Investment in analytics at the bank level has also helped relationship managers improve connect with clients. "If some client is moving a large deposit from the account or pinging a credit bureau, the feedback loop is real time for the relationship manager to get into the act," says Daruwala. It helped the bank improve its CASA by 3-5% year-on-year in FY23.
When Daruwala took over, the bank's bad loans were more than 15%. Today, net NPAs are lower from 0.5% in FY22 to 0.4% in FY23. "The total NPA is just ₹380 crore," she says. Just a year prior to her joining the bank, Bill Winters had taken over as the CEO of Stanchart's global operations and had presided over a $5 billion capital raise. "Taking provisions was easier as I didn't have any constraints," says Daruwala. Since foreign banks operate in India as wholly owned subsidiaries, it can be an expensive affair as the capital gets deducted from the Tier 1 capital of the parent. Daruwala has not only brought down the bank's bad loans, but also managed to boost the CASA ratio from 32% in FY15 to 55% in FY22.
The clean-up on the books has come along with increased risk-mitigating mechanisms, including monitoring tools.

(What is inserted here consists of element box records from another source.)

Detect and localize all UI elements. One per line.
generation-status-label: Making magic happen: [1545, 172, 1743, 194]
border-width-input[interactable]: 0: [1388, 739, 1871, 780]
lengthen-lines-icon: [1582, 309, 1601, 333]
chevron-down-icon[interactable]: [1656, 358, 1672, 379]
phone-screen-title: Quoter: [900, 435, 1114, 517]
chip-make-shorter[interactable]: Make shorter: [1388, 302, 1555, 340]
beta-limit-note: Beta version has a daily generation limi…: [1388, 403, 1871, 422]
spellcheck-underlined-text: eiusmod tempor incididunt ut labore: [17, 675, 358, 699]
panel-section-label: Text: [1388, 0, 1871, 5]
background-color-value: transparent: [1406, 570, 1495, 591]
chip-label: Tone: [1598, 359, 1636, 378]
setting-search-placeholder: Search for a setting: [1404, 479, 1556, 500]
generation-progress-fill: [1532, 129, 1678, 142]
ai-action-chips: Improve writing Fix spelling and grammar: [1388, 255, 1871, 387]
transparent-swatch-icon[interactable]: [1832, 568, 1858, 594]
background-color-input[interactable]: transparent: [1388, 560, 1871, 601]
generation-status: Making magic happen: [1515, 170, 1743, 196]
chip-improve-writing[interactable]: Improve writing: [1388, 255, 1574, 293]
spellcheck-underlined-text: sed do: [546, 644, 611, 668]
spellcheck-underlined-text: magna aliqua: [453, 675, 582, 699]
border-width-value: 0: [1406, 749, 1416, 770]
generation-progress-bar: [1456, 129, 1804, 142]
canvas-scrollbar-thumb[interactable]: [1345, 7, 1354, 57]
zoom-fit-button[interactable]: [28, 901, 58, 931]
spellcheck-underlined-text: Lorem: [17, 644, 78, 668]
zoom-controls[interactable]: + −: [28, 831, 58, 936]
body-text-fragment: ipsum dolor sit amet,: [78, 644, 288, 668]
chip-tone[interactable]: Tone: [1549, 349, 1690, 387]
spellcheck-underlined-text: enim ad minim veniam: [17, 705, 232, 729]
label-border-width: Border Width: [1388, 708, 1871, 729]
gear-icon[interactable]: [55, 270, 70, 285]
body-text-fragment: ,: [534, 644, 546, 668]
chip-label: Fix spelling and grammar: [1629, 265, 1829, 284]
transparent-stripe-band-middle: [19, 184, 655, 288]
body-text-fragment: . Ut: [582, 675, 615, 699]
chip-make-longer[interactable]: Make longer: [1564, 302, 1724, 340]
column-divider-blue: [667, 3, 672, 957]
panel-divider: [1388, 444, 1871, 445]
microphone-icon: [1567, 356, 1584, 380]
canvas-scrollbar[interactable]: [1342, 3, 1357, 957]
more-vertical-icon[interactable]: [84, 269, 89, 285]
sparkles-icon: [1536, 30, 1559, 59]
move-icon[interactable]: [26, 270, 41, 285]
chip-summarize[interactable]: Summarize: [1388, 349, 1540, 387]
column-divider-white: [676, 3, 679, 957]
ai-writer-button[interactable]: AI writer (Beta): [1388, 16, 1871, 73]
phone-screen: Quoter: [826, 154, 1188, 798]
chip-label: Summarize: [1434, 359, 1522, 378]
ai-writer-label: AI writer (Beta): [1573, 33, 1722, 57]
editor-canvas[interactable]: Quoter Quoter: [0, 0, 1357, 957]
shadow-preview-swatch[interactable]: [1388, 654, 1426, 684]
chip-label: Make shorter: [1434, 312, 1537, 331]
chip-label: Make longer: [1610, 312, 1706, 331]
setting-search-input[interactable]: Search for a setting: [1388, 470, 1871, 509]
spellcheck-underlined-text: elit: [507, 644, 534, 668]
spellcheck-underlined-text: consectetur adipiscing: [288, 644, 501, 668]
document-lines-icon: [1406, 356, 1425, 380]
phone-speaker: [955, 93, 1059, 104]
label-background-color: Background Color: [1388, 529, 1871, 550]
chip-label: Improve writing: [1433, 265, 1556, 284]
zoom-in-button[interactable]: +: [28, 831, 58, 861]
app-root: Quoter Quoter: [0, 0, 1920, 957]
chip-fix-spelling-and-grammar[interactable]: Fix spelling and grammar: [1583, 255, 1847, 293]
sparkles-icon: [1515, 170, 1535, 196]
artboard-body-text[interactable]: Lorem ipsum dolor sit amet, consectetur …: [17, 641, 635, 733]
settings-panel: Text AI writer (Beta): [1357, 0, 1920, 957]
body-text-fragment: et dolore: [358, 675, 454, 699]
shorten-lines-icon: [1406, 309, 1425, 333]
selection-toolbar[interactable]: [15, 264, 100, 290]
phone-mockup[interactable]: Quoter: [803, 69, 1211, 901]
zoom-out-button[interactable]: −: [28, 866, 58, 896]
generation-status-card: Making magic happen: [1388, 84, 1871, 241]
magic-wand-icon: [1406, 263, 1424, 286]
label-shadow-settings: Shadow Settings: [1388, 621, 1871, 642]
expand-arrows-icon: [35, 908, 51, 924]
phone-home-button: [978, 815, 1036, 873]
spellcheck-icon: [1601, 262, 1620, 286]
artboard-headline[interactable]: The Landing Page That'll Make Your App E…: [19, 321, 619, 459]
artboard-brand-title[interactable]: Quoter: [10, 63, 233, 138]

For instance, the bank has deployed analytics tool 'Mosaic', which provides real-time financial analytics. "There was a time when you wouldn't know if a promoter took money out from another company, as these are related parties. Today we have tools that give us that information," says Daruwala. The analytics tool is so exhaustive that the bank will also know in time if its corporate client is defaulting on its statutory dues! Learning lessons from the past has also influenced the bank's decision to stay away from certain sectors. "Even in construction we might look at funding a L&T, but staying away from lesser-known realtors," says Daruwala. The checks and balances approach also meant that before a loan proposal gets to the table, the team should have done a plant visit.
Effectively, StanChart has managed to bury the ghost of its past with a new look at the future. Daruwala sums it up better: "Banking is not complicated. It's just about being common-sensical."